Show that $(b_1+b_2)^2\leq (a_1+a_2)(c_1+c_2)$
How to show that if $a_k,b_k,c_k\in \mathbb{R}^+$ for which $a_kc_k-b_k^2\geq 0$ for $k=1,2$, then $$ (b_1+b_2)^2\leq (a_1+a_2)(c_1+c_2)? $$ I tried to check some well-known identities such as Young's inequality, but I failed to make it work.

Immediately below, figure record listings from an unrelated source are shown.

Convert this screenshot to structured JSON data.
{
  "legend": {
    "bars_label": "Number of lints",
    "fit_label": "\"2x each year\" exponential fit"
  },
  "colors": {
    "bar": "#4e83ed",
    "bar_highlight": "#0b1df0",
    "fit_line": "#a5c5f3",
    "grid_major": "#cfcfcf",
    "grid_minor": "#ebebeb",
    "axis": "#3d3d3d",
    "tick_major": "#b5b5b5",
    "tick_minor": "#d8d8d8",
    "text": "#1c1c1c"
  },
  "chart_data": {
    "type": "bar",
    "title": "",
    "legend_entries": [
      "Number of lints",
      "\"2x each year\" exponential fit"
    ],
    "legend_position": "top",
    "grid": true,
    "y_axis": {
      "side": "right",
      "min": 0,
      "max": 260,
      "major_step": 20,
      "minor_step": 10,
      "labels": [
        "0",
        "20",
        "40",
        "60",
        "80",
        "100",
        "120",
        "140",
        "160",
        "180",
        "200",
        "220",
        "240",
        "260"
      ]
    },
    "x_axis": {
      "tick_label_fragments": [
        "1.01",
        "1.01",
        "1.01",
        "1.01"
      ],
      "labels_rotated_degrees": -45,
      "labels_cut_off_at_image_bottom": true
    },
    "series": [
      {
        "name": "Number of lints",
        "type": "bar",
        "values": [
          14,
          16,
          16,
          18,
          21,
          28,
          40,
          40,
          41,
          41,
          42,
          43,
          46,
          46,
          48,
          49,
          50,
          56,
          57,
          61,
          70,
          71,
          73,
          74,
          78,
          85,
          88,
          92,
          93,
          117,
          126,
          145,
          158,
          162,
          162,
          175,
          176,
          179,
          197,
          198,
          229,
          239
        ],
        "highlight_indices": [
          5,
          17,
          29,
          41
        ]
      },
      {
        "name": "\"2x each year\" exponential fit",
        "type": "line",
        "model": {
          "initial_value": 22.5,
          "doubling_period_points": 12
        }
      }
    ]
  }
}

Conditions imply that quadratics $a_kx^2+2b_kx+c_k$ are nonnegative for all real $x$. Thus, their sum $(a_1+a_2)x^2+2(b_1+b_2)x+(c_1+c_2)$ is nonnegative for all real $x$ as well. Hence, the discriminant of this quadratic is nonpositive and we get the desired inequality.
HINT
You can start with the RHS as follows \begin{align*} (a_{1} + a_{2})(c_{1} + c_{2}) & = a_{1}c_{1} + a_{1}c_{2} + a_{2}c_{1} + a_{2}c_{2}\\\\ & \geq b^{2}_{1} + a_{1}c_{2} + a_{2}c_{2} + b^{2}_{2} \end{align*}
Now you can apply the AM-GM inequality in order to obtain \begin{align*} a_{1}c_{2} + a_{2}c_{1} & \geq 2\sqrt{a_{1}c_{2}a_{2}c_{1}}\\\\ & = 2\sqrt{a_{1}c_{1}a_{2}c_{2}}\\\\ & \geq 2\sqrt{b^{2}_{1}b^{2}_{2}}\\\\ & = 2b_{1}b_{2} \end{align*}
Can you take it from here?
By the inequality of Cauchy-Schwarz : $$\begin{array}{lcl} (a_1 + a_2)(c_1 + c_2) & = & \left(\sqrt{a_1}^2 + \sqrt{a_2}^2\right) \left(\sqrt{c_1}^2 + \sqrt{c_2}^2\right) \\[3mm] & \geq & \left(\sqrt{a_1 c_1} + \sqrt{a_2 c_2}\right)^2 \\[3mm] & \geq & \left(\sqrt{b_1^2} + \sqrt{b_2^2}\right)^2 \\[3mm] & = & \left(b_1 + b_2\right)^2 \end{array}$$